Le finlandesi conservano molto della loro facies asiatica
originaria: quelle non troppo germanizzate dalla contaminatio con gli
svedesi, hanno più l’aria delle orientali che delle nordiche. Fatto sta che
tale esotismo contribuisce al mistero e al fascino di tali creature.
Nell’aspetto, nel modo di camminare, nello stile di questa ragazza c’era per giunta qualcosa di intelligente e di nobile che mi
attirava con forza. Aveva una forma piena di carattere.
Senza averla ancora ascoltata parlare sentivo però che questa donna significava molto, quasi tutto, per me e per la mia vita futura. Intuivo che se avessi fatto l’amore con lei, avrei indagato me stesso, entrando in me stesso
Non mi sbagliavo: se
sono diventato uno studioso serio e utile a molti umani lo devo a lei, al mese
passato ascoltandola, parlandole e facendo l’amore con lei.
Mi sentivo attirato come può esserlo un giovane uomo dal proprio destino.
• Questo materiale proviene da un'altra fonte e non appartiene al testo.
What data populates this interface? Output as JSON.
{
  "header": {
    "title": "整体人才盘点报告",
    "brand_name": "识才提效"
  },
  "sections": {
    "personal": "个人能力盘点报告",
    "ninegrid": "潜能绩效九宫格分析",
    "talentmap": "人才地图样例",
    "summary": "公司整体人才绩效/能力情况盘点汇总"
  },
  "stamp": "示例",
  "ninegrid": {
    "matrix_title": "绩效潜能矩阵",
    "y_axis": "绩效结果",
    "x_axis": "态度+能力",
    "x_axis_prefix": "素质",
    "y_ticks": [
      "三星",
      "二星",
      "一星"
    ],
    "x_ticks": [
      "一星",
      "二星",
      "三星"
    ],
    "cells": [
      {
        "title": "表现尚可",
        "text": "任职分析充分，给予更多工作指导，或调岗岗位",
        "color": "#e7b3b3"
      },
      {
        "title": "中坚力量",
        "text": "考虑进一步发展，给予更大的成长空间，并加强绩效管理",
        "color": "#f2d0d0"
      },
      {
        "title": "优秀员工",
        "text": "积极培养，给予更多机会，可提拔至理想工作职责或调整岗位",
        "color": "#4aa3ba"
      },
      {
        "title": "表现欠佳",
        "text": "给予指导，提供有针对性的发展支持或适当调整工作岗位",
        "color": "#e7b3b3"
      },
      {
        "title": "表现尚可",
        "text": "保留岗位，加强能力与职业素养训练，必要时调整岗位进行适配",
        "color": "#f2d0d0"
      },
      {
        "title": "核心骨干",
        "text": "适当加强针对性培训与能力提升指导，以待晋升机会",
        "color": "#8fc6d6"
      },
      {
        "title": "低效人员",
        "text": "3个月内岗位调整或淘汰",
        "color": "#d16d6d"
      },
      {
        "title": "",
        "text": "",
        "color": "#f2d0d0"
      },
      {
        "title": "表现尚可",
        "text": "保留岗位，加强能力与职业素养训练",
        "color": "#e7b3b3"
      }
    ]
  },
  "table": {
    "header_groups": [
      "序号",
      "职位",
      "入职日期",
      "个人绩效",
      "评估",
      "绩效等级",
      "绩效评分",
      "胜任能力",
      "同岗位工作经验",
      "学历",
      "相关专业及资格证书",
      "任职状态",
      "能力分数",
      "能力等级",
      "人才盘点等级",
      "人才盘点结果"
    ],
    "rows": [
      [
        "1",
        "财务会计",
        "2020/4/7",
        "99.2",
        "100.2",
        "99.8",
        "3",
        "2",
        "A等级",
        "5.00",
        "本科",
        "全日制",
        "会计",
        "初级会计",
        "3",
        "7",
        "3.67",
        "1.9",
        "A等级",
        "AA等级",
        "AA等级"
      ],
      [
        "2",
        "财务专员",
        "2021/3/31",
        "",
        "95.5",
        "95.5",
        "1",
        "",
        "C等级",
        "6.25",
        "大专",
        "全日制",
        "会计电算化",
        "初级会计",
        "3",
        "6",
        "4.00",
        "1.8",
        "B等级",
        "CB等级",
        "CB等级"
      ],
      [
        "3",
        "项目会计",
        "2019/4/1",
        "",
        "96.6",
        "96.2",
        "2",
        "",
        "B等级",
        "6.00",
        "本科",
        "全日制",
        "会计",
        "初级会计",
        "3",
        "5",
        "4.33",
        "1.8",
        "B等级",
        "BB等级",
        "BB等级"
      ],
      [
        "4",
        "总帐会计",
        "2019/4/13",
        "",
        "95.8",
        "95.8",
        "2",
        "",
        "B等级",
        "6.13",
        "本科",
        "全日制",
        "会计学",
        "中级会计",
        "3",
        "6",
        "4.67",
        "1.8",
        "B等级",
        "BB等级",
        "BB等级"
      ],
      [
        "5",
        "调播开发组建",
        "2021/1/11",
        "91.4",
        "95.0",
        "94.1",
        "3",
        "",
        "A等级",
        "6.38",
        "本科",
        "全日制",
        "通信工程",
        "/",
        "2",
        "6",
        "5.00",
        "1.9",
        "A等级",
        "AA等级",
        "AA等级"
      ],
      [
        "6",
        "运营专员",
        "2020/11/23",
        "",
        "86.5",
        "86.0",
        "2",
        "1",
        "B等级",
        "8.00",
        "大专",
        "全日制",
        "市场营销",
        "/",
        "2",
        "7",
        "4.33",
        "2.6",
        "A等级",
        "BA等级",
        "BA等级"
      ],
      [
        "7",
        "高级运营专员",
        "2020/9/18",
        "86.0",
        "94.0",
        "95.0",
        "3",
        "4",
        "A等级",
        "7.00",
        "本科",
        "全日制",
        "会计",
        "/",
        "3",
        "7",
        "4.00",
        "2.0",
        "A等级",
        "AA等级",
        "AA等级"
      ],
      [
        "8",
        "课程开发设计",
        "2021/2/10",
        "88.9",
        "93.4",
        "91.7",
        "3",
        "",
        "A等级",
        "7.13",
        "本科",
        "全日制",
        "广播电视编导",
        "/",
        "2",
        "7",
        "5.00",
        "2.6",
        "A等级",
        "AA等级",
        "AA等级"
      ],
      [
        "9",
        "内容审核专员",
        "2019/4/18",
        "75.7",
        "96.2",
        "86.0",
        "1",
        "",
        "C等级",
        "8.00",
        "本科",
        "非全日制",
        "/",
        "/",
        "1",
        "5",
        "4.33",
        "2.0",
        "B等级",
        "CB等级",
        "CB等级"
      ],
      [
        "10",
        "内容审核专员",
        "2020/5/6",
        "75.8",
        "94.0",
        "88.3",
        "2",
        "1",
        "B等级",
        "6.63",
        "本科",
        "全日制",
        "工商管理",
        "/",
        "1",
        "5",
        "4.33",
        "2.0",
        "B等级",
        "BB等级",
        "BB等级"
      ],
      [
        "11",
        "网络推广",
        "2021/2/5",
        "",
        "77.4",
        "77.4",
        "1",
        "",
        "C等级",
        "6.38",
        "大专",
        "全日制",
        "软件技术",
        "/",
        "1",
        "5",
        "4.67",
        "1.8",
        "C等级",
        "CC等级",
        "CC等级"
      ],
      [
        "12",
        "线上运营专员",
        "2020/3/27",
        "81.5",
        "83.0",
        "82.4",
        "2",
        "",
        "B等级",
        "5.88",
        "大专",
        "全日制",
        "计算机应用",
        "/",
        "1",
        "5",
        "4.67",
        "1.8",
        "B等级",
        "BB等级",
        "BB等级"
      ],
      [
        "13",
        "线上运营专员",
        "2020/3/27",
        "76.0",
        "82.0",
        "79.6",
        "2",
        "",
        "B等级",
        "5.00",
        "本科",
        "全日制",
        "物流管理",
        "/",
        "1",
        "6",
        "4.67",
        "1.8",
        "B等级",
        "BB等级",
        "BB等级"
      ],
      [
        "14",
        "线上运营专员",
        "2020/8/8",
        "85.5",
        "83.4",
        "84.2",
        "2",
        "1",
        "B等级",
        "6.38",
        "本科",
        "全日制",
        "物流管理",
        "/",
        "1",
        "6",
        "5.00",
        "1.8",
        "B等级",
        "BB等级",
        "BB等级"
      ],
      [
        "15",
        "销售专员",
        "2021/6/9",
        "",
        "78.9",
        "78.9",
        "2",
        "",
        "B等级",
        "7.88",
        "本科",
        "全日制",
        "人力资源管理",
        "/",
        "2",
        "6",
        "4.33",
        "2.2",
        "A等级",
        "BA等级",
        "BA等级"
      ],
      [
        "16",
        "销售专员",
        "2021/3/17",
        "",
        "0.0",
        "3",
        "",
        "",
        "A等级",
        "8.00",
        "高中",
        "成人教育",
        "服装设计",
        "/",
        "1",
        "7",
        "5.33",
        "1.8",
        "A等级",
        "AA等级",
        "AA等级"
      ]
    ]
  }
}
Mi
chiesi subito se, e come, avrei potuto farmi contraccambiare.
Bologna 25 dicembre 2021 ore 11, 45.
giovanni ghiselli
p. s.
Sto raccontando un altro Natale per me, un Natale in
luglio quando vidi questa rossa vestita di rosso come guardo il sole quando
esce dal mare Adriatico mentre pedalo in direzione di Ancona per imbarcarmi verso
la Grecia. E mi arride la vita con tutti i suoi sorrisi più belli.